The beat side seems pretty plausible given the likely strength in the key handset division. The raise may be more difficult as concerns abound about a deceleration in the RAZR, sell-through on the Q, and the general health of the mobile devices business. Additionally, MOT is not expected to ship new models until the 4Q even though new model announcement have been coming steadily and more could be ahead at the company’s annual analyst meeting next week.
MOT shares look cheap at 14.6 times 2006 estimated EPS. When adjusting for over $4 in net cash on the balance sheet with more on the way, the stock looks even cheaper. However, MOT shares need momentum on handsets and margins and a better outlook for its network business. Overall, I see the bar as low enough to beat for the 2Q and the rest of 2006, so I remain long going into the quarter despite what feels like a higher risk profile.
For 2Q, consensus is calling for EPS of 31 cents on revenues of $10.27 billion….
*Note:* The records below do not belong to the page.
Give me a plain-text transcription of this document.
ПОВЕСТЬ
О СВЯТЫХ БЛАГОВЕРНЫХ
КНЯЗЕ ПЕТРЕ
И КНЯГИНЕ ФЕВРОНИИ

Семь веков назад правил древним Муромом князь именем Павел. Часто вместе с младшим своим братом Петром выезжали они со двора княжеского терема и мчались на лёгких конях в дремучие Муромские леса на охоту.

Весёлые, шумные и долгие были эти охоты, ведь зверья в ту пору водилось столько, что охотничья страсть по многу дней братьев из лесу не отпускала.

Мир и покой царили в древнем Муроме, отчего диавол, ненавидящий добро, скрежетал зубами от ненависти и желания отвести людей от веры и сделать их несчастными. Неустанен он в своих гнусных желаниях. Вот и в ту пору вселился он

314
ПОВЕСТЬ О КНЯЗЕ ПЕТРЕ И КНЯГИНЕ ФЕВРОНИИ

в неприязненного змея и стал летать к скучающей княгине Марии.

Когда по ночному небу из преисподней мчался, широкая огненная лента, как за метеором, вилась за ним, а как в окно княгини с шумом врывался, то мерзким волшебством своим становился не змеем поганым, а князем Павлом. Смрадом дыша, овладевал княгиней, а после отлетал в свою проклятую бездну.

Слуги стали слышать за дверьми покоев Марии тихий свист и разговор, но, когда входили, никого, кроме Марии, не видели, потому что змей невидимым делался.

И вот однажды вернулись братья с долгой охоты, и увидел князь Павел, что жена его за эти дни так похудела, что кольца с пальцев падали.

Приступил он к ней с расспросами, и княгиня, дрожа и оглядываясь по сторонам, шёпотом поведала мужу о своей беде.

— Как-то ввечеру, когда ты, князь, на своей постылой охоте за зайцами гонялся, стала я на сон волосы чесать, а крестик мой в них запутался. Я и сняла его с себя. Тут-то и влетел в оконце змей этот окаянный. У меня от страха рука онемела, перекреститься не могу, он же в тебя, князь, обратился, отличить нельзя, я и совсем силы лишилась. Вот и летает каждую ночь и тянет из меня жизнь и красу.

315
The closely watched handset division is expected to ship 48 million units and show margins just north of 11%. I have seen at least one estimate for 50 million handsets. ASPs for handsets are projected in the upper $130s, down from $145 last quarter. RAZRs contain to ship in quantity while the Q had initial shipments in the quarter and MOT continues to attack the emerging markets with low cost handsets. Low-end phones reduce ASP and margin so that is something to watch. Margins also are feeling pressure from infrastructure build to reach emerging markets and a loss of royalty revenues. Also of note will be sell-through of the Q and comments on future shipment levels.
It looks like most analysts have adjusted for the divestiture of the automotive business but that could still cause some confusion when analyzing the reported numbers. Getting rid of this business will help future growth and margin performance.
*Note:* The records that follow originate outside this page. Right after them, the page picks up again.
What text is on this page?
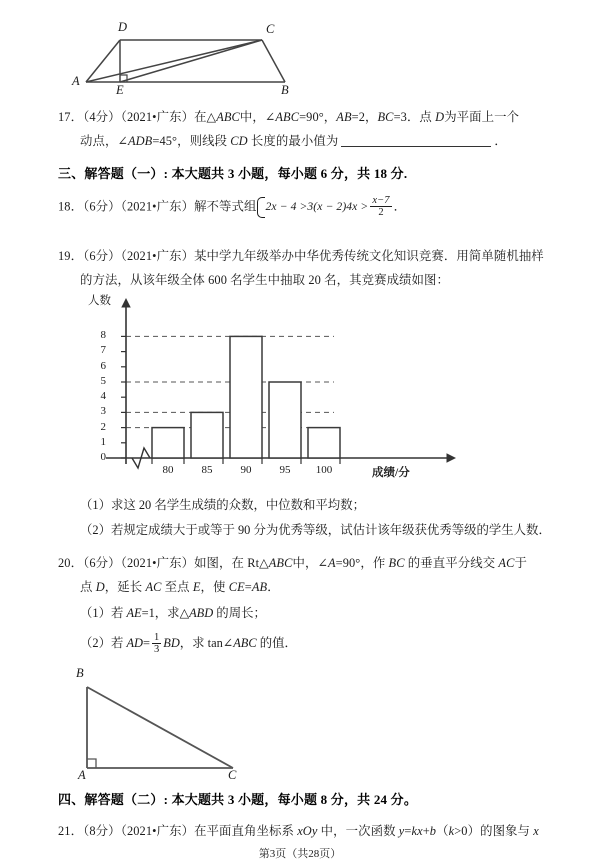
D	C
A
E	B
17．（4分）（2021•广东）在△ABC中，∠ABC=90°，AB=2，BC=3．点 D为平面上一个
动点，∠ADB=45°，则线段 CD 长度的最小值为	．
三、解答题（一）: 本大题共 3 小题，每小题 6 分，共 18 分.
18．（6分）（2021•广东）解不等式组 $2x - 4 >3(x - 2)4x > \frac{x-7}{2}$ ．
19．（6分）（2021•广东）某中学九年级举办中华优秀传统文化知识竞赛．用简单随机抽样
的方法，从该年级全体 600 名学生中抽取 20 名，其竞赛成绩如图：
人数
0
1
2
3
4
5
6
7
8
80	85	90	95	100	成绩/分
（1）求这 20 名学生成绩的众数，中位数和平均数；
（2）若规定成绩大于或等于 90 分为优秀等级，试估计该年级获优秀等级的学生人数．
20．（6分）（2021•广东）如图，在 Rt△ABC中，∠A=90°，作 BC 的垂直平分线交 AC于
点 D，延长 AC 至点 E，使 CE=AB．
（1）若 AE=1，求△ABD 的周长；
（2）若 $AD= \frac{1}{3}$ BD，求 tan∠ABC 的值．
B
A	C
四、解答题（二）: 本大题共 3 小题，每小题 8 分，共 24 分。
21．（8分）（2021•广东）在平面直角坐标系 xOy 中，一次函数 y=kx+b（k>0）的图象与 x
第3页（共28页）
MOT’s Networks division has been a real disaster in the eyes of analysts with 5 straight quarters of sequential declines in revenue. Loss of iDen revenue as Spring Nextel upgrades its network remains an issue.
Connected Home should continue to perform well as MOT is delivering lots of set tops to the cable industry which is enjoying high growth in subscriber units for telephony, digital cable, and high speed internet.